Debate continues as to whether intensive insulin therapy should be standard practice in the ICU. Herman and colleagues make a useful contribution to the growing literature on this issue by providing data on important endpoints—the incidence of critical illness polyneuropathy and duration of mechanical ventilation—which affect the clinical outcomes for critically ill patients. Their additional finding that corticosteroids may exert a protective effect against CIP/CIM is particularly intriguing and runs counter to much previous work which has demonstrated that corticosteroids exerted a deleterious effect in this regard. Unfortunately, their results do not provide any insight into the potential mechanism for this finding beyond the fact that better control of blood glucose levels in the setting of steroid use may be the key factor.
While the article provides useful data in this important debate, it is not clear that these results are enough to convince those on the fence about the usefulness of IIT to switch their practice and incorporate it into ICU protocols. This reservation derives from several methodological issues with the study.
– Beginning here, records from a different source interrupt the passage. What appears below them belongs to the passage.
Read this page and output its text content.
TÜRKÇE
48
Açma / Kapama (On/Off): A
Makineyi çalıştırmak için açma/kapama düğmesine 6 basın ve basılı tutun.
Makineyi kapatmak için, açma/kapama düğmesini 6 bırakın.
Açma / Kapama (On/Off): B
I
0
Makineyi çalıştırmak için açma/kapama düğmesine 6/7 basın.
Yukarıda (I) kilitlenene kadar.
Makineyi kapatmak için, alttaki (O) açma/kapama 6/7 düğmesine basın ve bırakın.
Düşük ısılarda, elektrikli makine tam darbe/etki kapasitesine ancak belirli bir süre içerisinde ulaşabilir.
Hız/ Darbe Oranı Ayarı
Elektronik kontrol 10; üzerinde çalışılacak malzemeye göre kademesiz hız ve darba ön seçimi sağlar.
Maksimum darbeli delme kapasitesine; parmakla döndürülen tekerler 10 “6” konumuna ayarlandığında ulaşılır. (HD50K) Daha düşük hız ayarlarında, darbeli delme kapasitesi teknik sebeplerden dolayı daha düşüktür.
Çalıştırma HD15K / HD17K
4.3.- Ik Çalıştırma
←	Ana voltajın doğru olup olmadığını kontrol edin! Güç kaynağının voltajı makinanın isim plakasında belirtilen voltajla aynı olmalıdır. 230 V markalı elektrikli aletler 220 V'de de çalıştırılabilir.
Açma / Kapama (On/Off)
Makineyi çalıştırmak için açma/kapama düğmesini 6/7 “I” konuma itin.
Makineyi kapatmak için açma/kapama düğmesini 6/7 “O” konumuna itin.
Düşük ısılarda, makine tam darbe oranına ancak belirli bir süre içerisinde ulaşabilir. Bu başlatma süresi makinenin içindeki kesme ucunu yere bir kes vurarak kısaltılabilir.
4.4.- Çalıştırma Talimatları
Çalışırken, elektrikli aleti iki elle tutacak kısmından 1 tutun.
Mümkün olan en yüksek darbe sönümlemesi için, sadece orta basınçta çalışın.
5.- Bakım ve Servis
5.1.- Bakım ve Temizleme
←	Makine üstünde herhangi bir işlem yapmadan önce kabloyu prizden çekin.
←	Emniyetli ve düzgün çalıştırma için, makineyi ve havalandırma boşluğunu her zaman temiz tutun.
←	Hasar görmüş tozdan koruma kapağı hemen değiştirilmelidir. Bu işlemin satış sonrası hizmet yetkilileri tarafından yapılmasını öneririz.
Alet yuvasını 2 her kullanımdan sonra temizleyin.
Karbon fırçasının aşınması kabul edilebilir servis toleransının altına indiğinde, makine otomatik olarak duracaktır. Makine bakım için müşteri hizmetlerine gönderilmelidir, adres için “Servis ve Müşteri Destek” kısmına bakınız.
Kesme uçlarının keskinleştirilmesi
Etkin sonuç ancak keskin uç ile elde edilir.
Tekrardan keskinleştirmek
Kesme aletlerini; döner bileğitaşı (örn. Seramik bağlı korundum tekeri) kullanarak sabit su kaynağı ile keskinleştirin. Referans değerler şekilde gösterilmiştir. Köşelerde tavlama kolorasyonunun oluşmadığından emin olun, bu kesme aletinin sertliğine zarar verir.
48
First, although the two groups were well-matched with respect to most variables, maximum sequential organ failure assessment (SOFA) scores were lower in the IIT group than in the CIT group. To the extent that severity of illness affects the likelihood of developing CIP/CIM or prolonged mechanical ventilation, this mismatch is potentially of great significance. Second, CIP/CIM was diagnosed solely on the basis of ENMG and it is not clear that this measure correlates well with other markers of patient strength or neurologic function.
A more important concern, however, is the fact that the authors only included patients who had been in the intensive care unit for seven or more days. It is not clear why patients with shorter ICU duration were not included and it is worthwhile to question whether the inclusion of these patients' stay may have, in fact, altered the observed results of the study. This omission is also of importance for clinical practice. If IIT is only of benefit in patients treated in the ICU for greater than seven days, in the absence of useful prognostic factors to identify a priori which patients will fall into that category, clinicians are left wondering in whom and when they should start IIT following ICU admission.
A final concern in considering whether to implement this therapy is the fact that the only positive trials for IIT1,2 have come from this one research group conducting their studies out of a single center; at the same time, several large studies from other centers have been stopped early due to a lack of efficacy or concerns about the safety of IIT. Until positive results emerge from other multi-center trials, it is reasonable to resist the urge of Hermans and colleague's intriguing data and hold off on implementing such protocols until the results of further studies become available.